Achievement hunting can be a fun way to kill time, something that adds value to games after besting the campaign or mastering the multiplayer. It provides you with an incentive to plow on and uncover every little nook and cranny of yoౠur favourites, but when it becomes an anxiety-ridden compulsion, it's a dangerous ballgame. For the longest time, playing became about filling up that little progression bar, and for who? Who really cared but me? Games original🐽ly meant to act as forms of escapism morphed into a detrimental chore, having a notable effect on my mental health as a result. I'm glad I changed that attitude, since I'm now a better gamer for it.

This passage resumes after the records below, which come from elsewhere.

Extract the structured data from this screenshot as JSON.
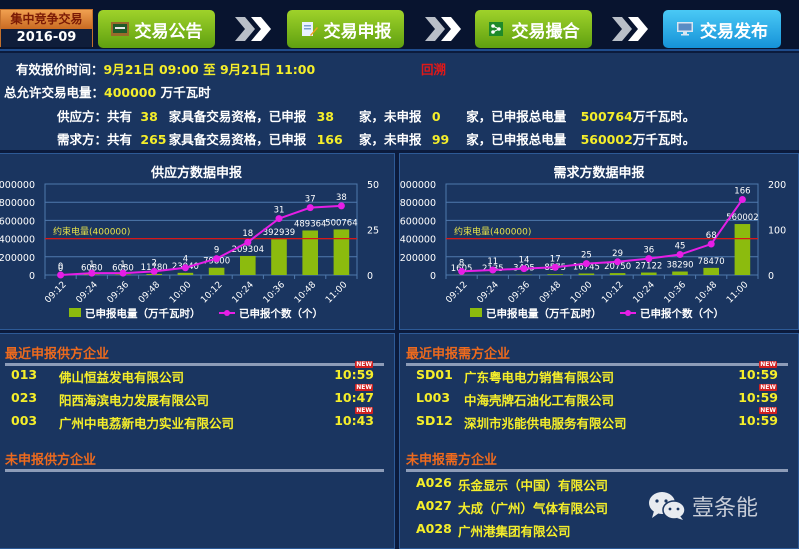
{
  "header": {
    "badge_title": "集中竞争交易",
    "badge_period": "2016-09",
    "steps": [
      {
        "label": "交易公告",
        "icon": "notice-board-icon",
        "color": "green"
      },
      {
        "label": "交易申报",
        "icon": "document-edit-icon",
        "color": "green"
      },
      {
        "label": "交易撮合",
        "icon": "share-icon",
        "color": "green"
      },
      {
        "label": "交易发布",
        "icon": "monitor-icon",
        "color": "blue"
      }
    ]
  },
  "info": {
    "time_label": "有效报价时间：",
    "time_value": "9月21日 09:00 至 9月21日 11:00",
    "backtrack_link": "回溯",
    "total_label": "总允许交易电量：",
    "total_value": "400000",
    "total_unit": "万千瓦时",
    "supply": {
      "label": "供应方：共有",
      "qualified": "38",
      "qualified_text": "家具备交易资格，已申报",
      "declared": "38",
      "declared_text": "家，未申报",
      "undeclared": "0",
      "undeclared_text": "家，已申报总电量",
      "total": "500764",
      "unit": "万千瓦时。"
    },
    "demand": {
      "label": "需求方：共有",
      "qualified": "265",
      "qualified_text": "家具备交易资格，已申报",
      "declared": "166",
      "declared_text": "家，未申报",
      "undeclared": "99",
      "undeclared_text": "家，已申报总电量",
      "total": "560002",
      "unit": "万千瓦时。"
    }
  },
  "chart_data": [
    {
      "type": "bar",
      "title": "供应方数据申报",
      "categories": [
        "09:12",
        "09:24",
        "09:36",
        "09:48",
        "10:00",
        "10:12",
        "10:24",
        "10:36",
        "10:48",
        "11:00"
      ],
      "series": [
        {
          "name": "已申报电量（万千瓦时）",
          "type": "bar",
          "axis": "left",
          "color": "#8cbb0e",
          "values": [
            0,
            6080,
            6080,
            11780,
            23940,
            79800,
            209304,
            392939,
            489364,
            500764
          ]
        },
        {
          "name": "已申报个数（个）",
          "type": "line",
          "axis": "right",
          "color": "#e61ee6",
          "values": [
            0,
            1,
            1,
            2,
            4,
            9,
            18,
            31,
            37,
            38
          ]
        }
      ],
      "left_ticks": [
        "0",
        "200000",
        "400000",
        "600000",
        "800000",
        "1000000"
      ],
      "right_ticks": [
        "0",
        "25",
        "50"
      ],
      "ylim_left": [
        0,
        1000000
      ],
      "ylim_right": [
        0,
        50
      ],
      "reference_line": {
        "label": "约束电量(400000)",
        "value": 400000,
        "color": "#d81818"
      },
      "grid": true,
      "legend_position": "bottom"
    },
    {
      "type": "bar",
      "title": "需求方数据申报",
      "categories": [
        "09:12",
        "09:24",
        "09:36",
        "09:48",
        "10:00",
        "10:12",
        "10:24",
        "10:36",
        "10:48",
        "11:00"
      ],
      "series": [
        {
          "name": "已申报电量（万千瓦时）",
          "type": "bar",
          "axis": "left",
          "color": "#8cbb0e",
          "values": [
            1605,
            2135,
            3405,
            8575,
            16745,
            20750,
            27122,
            38290,
            78470,
            560002
          ]
        },
        {
          "name": "已申报个数（个）",
          "type": "line",
          "axis": "right",
          "color": "#e61ee6",
          "values": [
            8,
            11,
            14,
            17,
            25,
            29,
            36,
            45,
            68,
            166
          ]
        }
      ],
      "left_ticks": [
        "0",
        "200000",
        "400000",
        "600000",
        "800000",
        "1000000"
      ],
      "right_ticks": [
        "0",
        "100",
        "200"
      ],
      "ylim_left": [
        0,
        1000000
      ],
      "ylim_right": [
        0,
        200
      ],
      "reference_line": {
        "label": "约束电量(400000)",
        "value": 400000,
        "color": "#d81818"
      },
      "grid": true,
      "legend_position": "bottom"
    }
  ],
  "lists": {
    "recent_supply": {
      "title": "最近申报供方企业",
      "rows": [
        {
          "code": "013",
          "name": "佛山恒益发电有限公司",
          "time": "10:59",
          "badge": "NEW"
        },
        {
          "code": "023",
          "name": "阳西海滨电力发展有限公司",
          "time": "10:47",
          "badge": "NEW"
        },
        {
          "code": "003",
          "name": "广州中电荔新电力实业有限公司",
          "time": "10:43",
          "badge": "NEW"
        }
      ]
    },
    "recent_demand": {
      "title": "最近申报需方企业",
      "rows": [
        {
          "code": "SD01",
          "name": "广东粤电电力销售有限公司",
          "time": "10:59",
          "badge": "NEW"
        },
        {
          "code": "L003",
          "name": "中海壳牌石油化工有限公司",
          "time": "10:59",
          "badge": "NEW"
        },
        {
          "code": "SD12",
          "name": "深圳市兆能供电服务有限公司",
          "time": "10:59",
          "badge": "NEW"
        }
      ]
    },
    "undeclared_supply": {
      "title": "未申报供方企业",
      "rows": []
    },
    "undeclared_demand": {
      "title": "未申报需方企业",
      "rows": [
        {
          "code": "A026",
          "name": "乐金显示（中国）有限公司"
        },
        {
          "code": "A027",
          "name": "大成（广州）气体有限公司"
        },
        {
          "code": "A028",
          "name": "广州港集团有限公司"
        }
      ]
    }
  },
  "watermark": {
    "text": "壹条能",
    "icon": "wechat-icon"
  }
}
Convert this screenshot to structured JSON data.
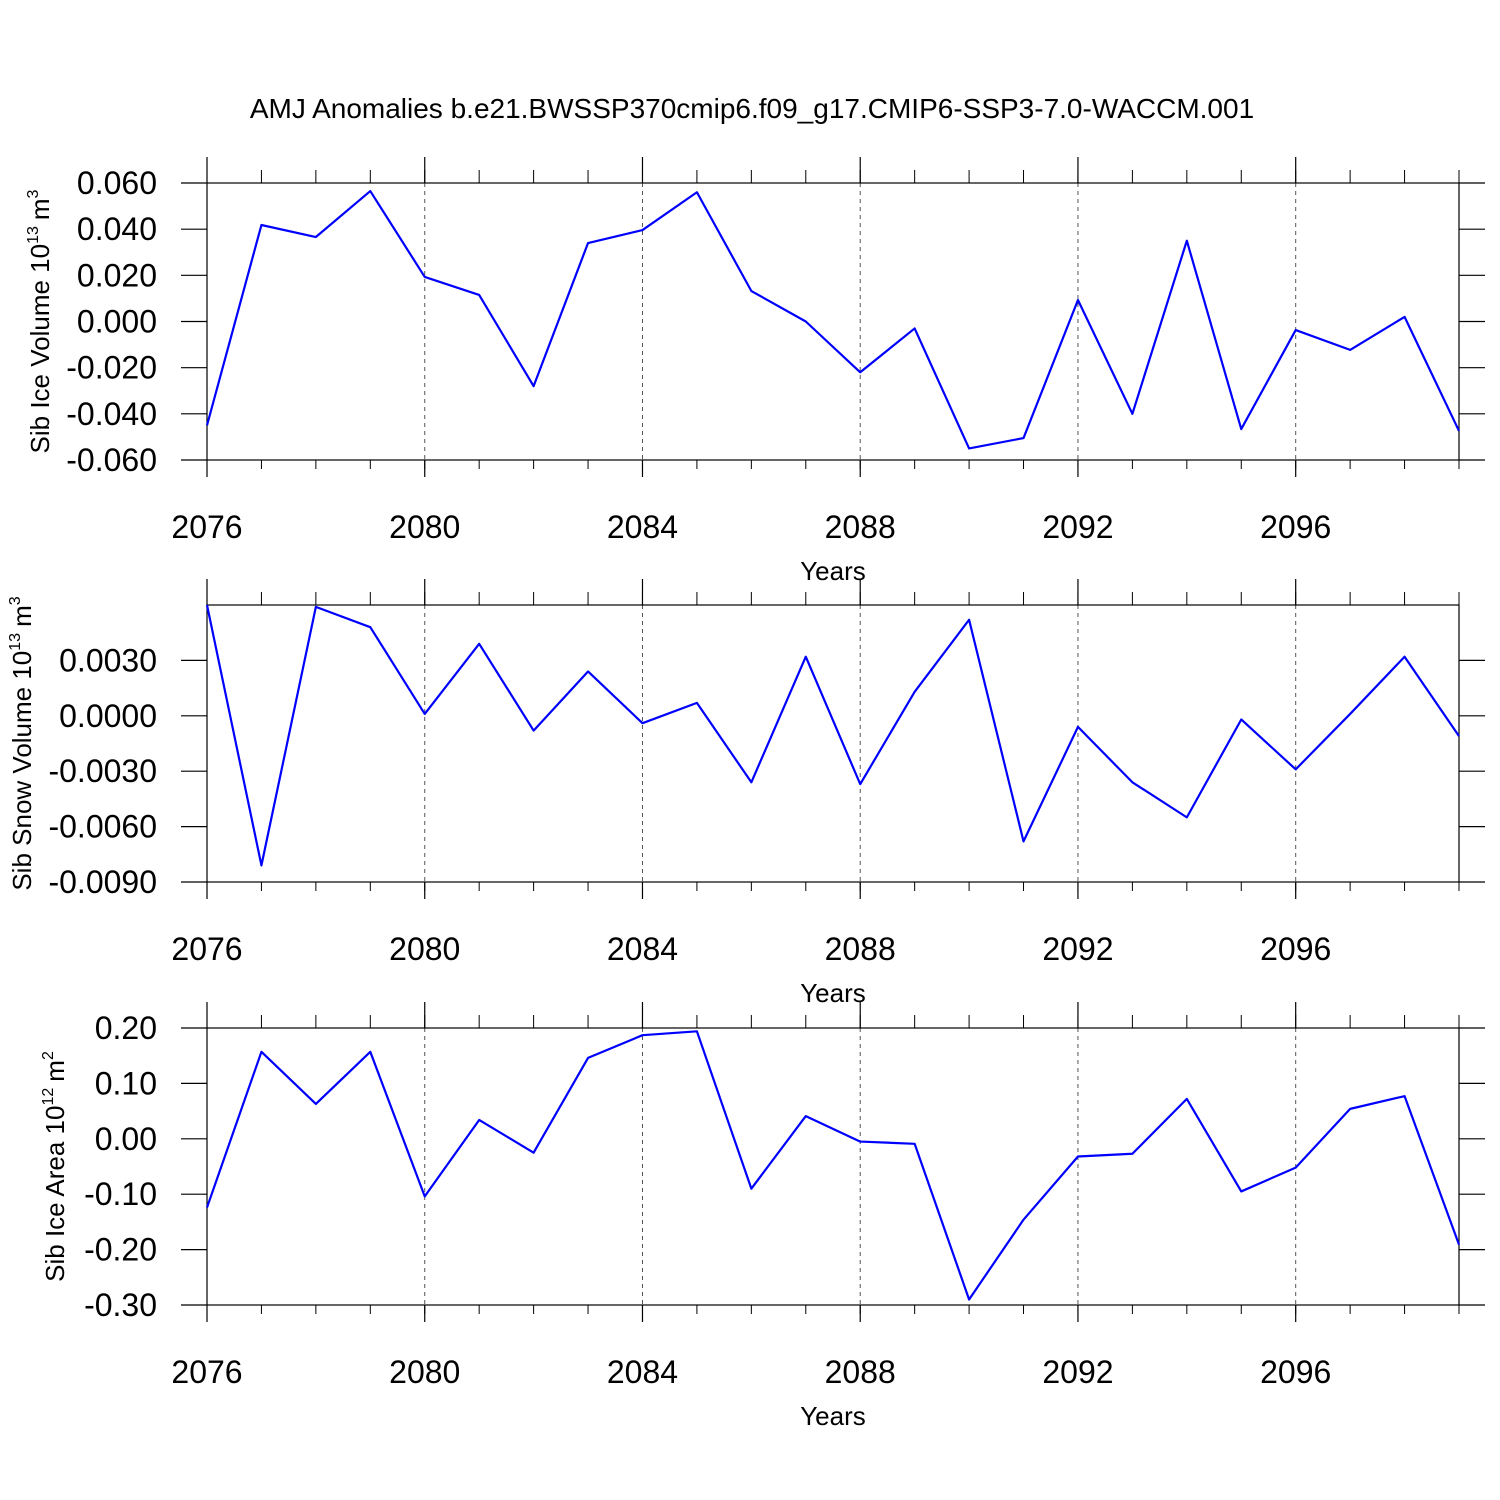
{
  "chart_data": [
    {
      "type": "line",
      "title": "AMJ Anomalies b.e21.BWSSP370cmip6.f09_g17.CMIP6-SSP3-7.0-WACCM.001",
      "ylabel_parts": [
        "Sib Ice Volume 10",
        "13",
        "m",
        "3"
      ],
      "xlabel": "Years",
      "x": [
        2076,
        2077,
        2078,
        2079,
        2080,
        2081,
        2082,
        2083,
        2084,
        2085,
        2086,
        2087,
        2088,
        2089,
        2090,
        2091,
        2092,
        2093,
        2094,
        2095,
        2096,
        2097,
        2098,
        2099
      ],
      "values": [
        -0.045,
        0.0418,
        0.0366,
        0.0565,
        0.0193,
        0.0115,
        -0.028,
        0.034,
        0.0396,
        0.056,
        0.0132,
        0.0,
        -0.022,
        -0.003,
        -0.055,
        -0.0505,
        0.0093,
        -0.04,
        0.035,
        -0.0466,
        -0.0037,
        -0.0123,
        0.002,
        -0.0474
      ],
      "color": "#0000ff",
      "xlim": [
        2076,
        2099
      ],
      "xticks": [
        2076,
        2080,
        2084,
        2088,
        2092,
        2096
      ],
      "ylim": [
        -0.06,
        0.06
      ],
      "yticks": [
        {
          "value": 0.06,
          "label": "0.060"
        },
        {
          "value": 0.04,
          "label": "0.040"
        },
        {
          "value": 0.02,
          "label": "0.020"
        },
        {
          "value": 0,
          "label": "0.000"
        },
        {
          "value": -0.02,
          "label": "-0.020"
        },
        {
          "value": -0.04,
          "label": "-0.040"
        },
        {
          "value": -0.06,
          "label": "-0.060"
        }
      ],
      "xgrid": true
    },
    {
      "type": "line",
      "ylabel_parts": [
        "Sib Snow Volume 10",
        "13",
        "m",
        "3"
      ],
      "xlabel": "Years",
      "x": [
        2076,
        2077,
        2078,
        2079,
        2080,
        2081,
        2082,
        2083,
        2084,
        2085,
        2086,
        2087,
        2088,
        2089,
        2090,
        2091,
        2092,
        2093,
        2094,
        2095,
        2096,
        2097,
        2098,
        2099
      ],
      "values": [
        0.006,
        -0.0081,
        0.0059,
        0.0048,
        0.0001,
        0.0039,
        -0.0008,
        0.0024,
        -0.0004,
        0.0007,
        -0.0036,
        0.0032,
        -0.0037,
        0.0013,
        0.0052,
        -0.0068,
        -0.0006,
        -0.0036,
        -0.0055,
        -0.0002,
        -0.0029,
        0.0001,
        0.0032,
        -0.0011
      ],
      "color": "#0000ff",
      "xlim": [
        2076,
        2099
      ],
      "xticks": [
        2076,
        2080,
        2084,
        2088,
        2092,
        2096
      ],
      "ylim": [
        -0.009,
        0.006
      ],
      "yticks": [
        {
          "value": 0.003,
          "label": "0.0030"
        },
        {
          "value": 0,
          "label": "0.0000"
        },
        {
          "value": -0.003,
          "label": "-0.0030"
        },
        {
          "value": -0.006,
          "label": "-0.0060"
        },
        {
          "value": -0.009,
          "label": "-0.0090"
        }
      ],
      "xgrid": true
    },
    {
      "type": "line",
      "ylabel_parts": [
        "Sib Ice Area 10",
        "12",
        "m",
        "2"
      ],
      "xlabel": "Years",
      "x": [
        2076,
        2077,
        2078,
        2079,
        2080,
        2081,
        2082,
        2083,
        2084,
        2085,
        2086,
        2087,
        2088,
        2089,
        2090,
        2091,
        2092,
        2093,
        2094,
        2095,
        2096,
        2097,
        2098,
        2099
      ],
      "values": [
        -0.124,
        0.157,
        0.063,
        0.157,
        -0.104,
        0.034,
        -0.025,
        0.146,
        0.187,
        0.194,
        -0.09,
        0.041,
        -0.005,
        -0.009,
        -0.29,
        -0.146,
        -0.032,
        -0.027,
        0.072,
        -0.095,
        -0.052,
        0.054,
        0.077,
        -0.191
      ],
      "color": "#0000ff",
      "xlim": [
        2076,
        2099
      ],
      "xticks": [
        2076,
        2080,
        2084,
        2088,
        2092,
        2096
      ],
      "ylim": [
        -0.3,
        0.2
      ],
      "yticks": [
        {
          "value": 0.2,
          "label": "0.20"
        },
        {
          "value": 0.1,
          "label": "0.10"
        },
        {
          "value": 0,
          "label": "0.00"
        },
        {
          "value": -0.1,
          "label": "-0.10"
        },
        {
          "value": -0.2,
          "label": "-0.20"
        },
        {
          "value": -0.3,
          "label": "-0.30"
        }
      ],
      "xgrid": true
    }
  ]
}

Steam has this nifty little sort-by feature in its♍ library, and there are many functionalities that are par for the course like sorting by size, Metacritic score, playtime, and of course, achievement percentage. I gravitated towards the latter, refusing to play games I'd earned 100 percent in because I no longer saw a point. Even if I loved them through and through, and I would completely abandon any game that didn't have achಞievements because it wouldn't boost my digital score. I have obsessive anxiety and this was it manifesting in full force, with gaming transmogrifying into a genuine problem for me.
It wasn't a good time - I played Ben 10 just because it was an 'easy' platinum. Why on earth was I slugg༒ing through this mediocre, bog-stan💎dard platformer, replaying it over and over for collectibles, grinding for XP? There's a psychology behind it all - achievements are a little boost of dopamine and, I'll admit, when I got deep into hunting, I wasn't at my best mentally, and those little nuggets of feeling accomplishment were wonderful when the ding popped and the notification slipped out on the corner. That's because achievements set goals, parameters we can strive to accomplish, letting us believe in ourselves even for a short period of time - it's a mood lifter. At least, in healthy doses.
That little boost incentivizes us to go for more, and the tiers of achievements only add to that, with that feeling of accomplishment differing among them. For PlayStation, that's bronze, silver, and platinum, but with Steam, it's a glowing, animated golden ♍border that shows you're one of the few who has done it, and you can even flaunt as much on your profile.
That's what drives competition, the idea to try and get as many as you can to top others, to be the best achievement hunter like you're some Pokemon trainer on a lost cause 168澳洲幸运5开奖网:to fill a Pokedex. Competition can be healthy and sometimes aꩲchievement hunting with willing friends that particip🌃ate can be good fun, especially if it's for games you enjoy and want to spend more time in. It's when it becomes the driving factor in playing, a compulsive necessity in any game, that it's a problem.
My solution was tough - I had to somehow ꧅negate that feeling of social pressure to compete or to show off how much I'd done and for that, I opted to set my Steam privacy settings to hide my ga🎐mes, my playtime, my unlocks. That's the social comparative issue out of the way, but I'd still see that pesky percentage bar that was egging me on to try and fill them all.
I disabled it, swapped over to alphabetical - simple - but I often regressed, slipping it back on, trying another game. It took a while to get over it, but when I did, I got back into just enjoying games regardless of how many achievements I'd gotten for them, and it was a huge weight off my shoulders and I saw my anxiety improve as a result. If you're feeling the same way, I implore you to try to get past it, bec﷽ause it can really put a dampener on how video games make you feel in the long run.